The Cat's Fugue
And like that, The Cat’s Fugue was out. It vanished from the body of keyboard works commonly chosen for public consumption, otherwise referred to as the canon (a concept could not exist until artists such as Liszt routinely performed music of the past). Of the millions of classical piano compositions, only a couple hundred win the popularity contest of sorts and gain admittance into this category of often-performed works. A very peculiar phenomenon, the canon turns over some members as quickly as hairdos, pants, and political leanings go in and out of fashion. So while The Cat’s Fugue was dumped from the elite musical club, Kitten on the Keys played on around the world.
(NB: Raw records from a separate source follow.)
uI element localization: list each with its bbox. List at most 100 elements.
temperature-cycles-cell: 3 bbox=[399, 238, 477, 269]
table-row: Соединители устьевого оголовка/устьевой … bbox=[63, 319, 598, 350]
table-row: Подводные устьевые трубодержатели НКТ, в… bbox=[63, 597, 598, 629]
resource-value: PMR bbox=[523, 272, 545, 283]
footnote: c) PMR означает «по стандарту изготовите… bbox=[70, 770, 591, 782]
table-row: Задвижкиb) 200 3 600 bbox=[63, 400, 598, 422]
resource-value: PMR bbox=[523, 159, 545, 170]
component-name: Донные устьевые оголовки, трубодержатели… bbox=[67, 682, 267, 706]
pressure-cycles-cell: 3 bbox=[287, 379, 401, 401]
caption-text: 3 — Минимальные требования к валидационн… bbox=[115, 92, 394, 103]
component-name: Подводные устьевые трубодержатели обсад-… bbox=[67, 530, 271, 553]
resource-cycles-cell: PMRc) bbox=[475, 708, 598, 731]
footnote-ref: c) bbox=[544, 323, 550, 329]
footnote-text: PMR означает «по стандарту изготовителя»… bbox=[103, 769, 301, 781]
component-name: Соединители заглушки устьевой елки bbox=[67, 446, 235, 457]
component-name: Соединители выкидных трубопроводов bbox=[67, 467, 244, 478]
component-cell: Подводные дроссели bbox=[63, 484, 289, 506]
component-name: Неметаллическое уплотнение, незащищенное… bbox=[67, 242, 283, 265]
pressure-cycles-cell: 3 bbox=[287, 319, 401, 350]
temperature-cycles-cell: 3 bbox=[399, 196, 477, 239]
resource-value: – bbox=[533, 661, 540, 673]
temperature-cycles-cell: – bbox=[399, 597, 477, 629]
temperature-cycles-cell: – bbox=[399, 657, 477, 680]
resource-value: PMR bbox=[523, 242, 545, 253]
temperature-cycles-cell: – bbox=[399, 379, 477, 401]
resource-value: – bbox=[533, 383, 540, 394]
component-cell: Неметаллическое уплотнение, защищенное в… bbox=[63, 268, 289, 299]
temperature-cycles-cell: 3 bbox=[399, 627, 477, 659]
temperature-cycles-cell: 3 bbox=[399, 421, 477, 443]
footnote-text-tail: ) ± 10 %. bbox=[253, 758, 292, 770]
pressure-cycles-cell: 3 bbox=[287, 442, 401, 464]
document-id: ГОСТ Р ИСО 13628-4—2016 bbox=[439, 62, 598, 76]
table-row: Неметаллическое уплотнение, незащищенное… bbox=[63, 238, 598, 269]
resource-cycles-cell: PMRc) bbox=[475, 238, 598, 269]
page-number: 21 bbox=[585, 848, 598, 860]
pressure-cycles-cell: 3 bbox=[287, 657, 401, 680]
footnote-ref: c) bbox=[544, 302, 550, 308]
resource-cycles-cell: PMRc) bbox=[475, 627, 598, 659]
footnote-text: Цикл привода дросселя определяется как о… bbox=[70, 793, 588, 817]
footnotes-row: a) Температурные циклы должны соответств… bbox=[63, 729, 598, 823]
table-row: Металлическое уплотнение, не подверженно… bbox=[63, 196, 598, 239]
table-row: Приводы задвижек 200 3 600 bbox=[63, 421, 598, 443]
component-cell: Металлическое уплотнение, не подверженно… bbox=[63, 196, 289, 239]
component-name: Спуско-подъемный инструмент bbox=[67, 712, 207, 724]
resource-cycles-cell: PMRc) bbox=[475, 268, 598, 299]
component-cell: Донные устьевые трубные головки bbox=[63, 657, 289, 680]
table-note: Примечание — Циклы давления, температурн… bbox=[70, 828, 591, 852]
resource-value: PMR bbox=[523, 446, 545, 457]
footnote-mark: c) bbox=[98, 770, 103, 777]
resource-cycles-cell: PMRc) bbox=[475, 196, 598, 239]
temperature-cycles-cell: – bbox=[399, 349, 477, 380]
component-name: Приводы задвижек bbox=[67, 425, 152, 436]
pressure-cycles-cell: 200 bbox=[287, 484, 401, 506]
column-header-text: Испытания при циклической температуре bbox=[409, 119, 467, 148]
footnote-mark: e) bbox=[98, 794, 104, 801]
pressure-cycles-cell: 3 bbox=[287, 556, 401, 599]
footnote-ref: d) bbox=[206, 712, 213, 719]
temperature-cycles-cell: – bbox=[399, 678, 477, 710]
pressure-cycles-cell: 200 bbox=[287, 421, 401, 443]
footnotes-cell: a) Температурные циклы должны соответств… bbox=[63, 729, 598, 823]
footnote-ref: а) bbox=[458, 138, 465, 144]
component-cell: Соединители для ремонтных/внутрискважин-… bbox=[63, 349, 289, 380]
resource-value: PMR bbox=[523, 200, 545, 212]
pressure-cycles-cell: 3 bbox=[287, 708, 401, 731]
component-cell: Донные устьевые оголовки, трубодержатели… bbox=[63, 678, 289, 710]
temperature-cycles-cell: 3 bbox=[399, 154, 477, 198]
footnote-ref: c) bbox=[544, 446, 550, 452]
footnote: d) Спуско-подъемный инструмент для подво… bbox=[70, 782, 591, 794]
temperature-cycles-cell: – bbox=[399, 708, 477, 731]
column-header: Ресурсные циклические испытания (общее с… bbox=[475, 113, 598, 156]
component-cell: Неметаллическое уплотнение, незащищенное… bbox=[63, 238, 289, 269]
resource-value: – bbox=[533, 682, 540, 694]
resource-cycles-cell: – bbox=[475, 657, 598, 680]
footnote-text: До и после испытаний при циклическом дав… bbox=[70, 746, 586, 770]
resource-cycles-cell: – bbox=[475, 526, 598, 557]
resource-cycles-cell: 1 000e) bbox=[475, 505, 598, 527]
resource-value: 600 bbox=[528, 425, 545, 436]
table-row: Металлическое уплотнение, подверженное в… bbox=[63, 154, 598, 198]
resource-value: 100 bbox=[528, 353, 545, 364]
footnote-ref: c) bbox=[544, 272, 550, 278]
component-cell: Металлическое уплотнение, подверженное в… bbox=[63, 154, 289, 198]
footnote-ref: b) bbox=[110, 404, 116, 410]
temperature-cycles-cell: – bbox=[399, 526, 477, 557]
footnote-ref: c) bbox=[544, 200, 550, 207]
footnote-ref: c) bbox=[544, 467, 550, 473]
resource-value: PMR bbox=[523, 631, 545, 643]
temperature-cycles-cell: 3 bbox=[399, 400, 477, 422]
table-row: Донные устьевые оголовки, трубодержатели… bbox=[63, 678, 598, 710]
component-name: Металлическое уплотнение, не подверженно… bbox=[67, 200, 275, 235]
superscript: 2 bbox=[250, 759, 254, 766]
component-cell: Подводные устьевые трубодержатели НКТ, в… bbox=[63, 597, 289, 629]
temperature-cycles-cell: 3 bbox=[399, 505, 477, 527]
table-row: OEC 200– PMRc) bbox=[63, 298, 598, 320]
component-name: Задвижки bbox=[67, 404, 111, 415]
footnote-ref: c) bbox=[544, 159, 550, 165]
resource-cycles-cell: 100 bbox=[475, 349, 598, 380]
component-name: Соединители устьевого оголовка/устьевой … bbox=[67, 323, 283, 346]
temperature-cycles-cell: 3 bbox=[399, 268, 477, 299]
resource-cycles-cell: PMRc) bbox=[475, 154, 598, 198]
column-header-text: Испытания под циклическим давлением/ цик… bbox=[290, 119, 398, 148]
The situation was both an outcome and an emblem of the growing divide between popular and classical music. Ten years before, one was bound to find both a Chopin nocturne and a popular polka on any given music desk. Now the camps were forming strong and the two sides could not both take pleasure in the delights of curious cats upon piano keys. When compelled to choose sides, the greater public naturally chose the popular side, along with Kitten on the Keys. Just like kittens, popular music is entertaining, malleable to its environment, and a little reckless, while the “cat" is old, predictable, and not nearly as cute.
Two years before the entrance of our Kitten, a fight broke out on the corner of Lenox Avenue and 113th Street in New York City. In doing so, the combatants George Gershwin and Abram Chasins (a famous concert pianist of the day) aptly depicted the divide and mindsets of the two camps: the new and popular vs. the learned and refined. Chasins argued that “George was having a love-affair with music; no regular piano practice, no slaving away at theory, harmony, counterpoint, orchestration, or form.”
CHASINS: “George, don’t you think it would be a good idea to take some lessons? Nobody can do what you want to do without basic training.”
Gershwin stands still and glares.
GERSWIN: “You’re just the kind of person who is keeping me from doing my great work!”
He stamps off, leaving Chasins alone. The two don’t speak to one another for a year.
Unfortunately for The Cat’s Fugue, it was left in a bizarre and most disagreeable midpoint between the two realms. It was much too mature for one side and too cute for the other, and thus, its former membership in the classical dominion was filled by Scarlatti’s less overt sonatas. Once again, our cat made way for the junkyard of musical waste, sauntering however slowly.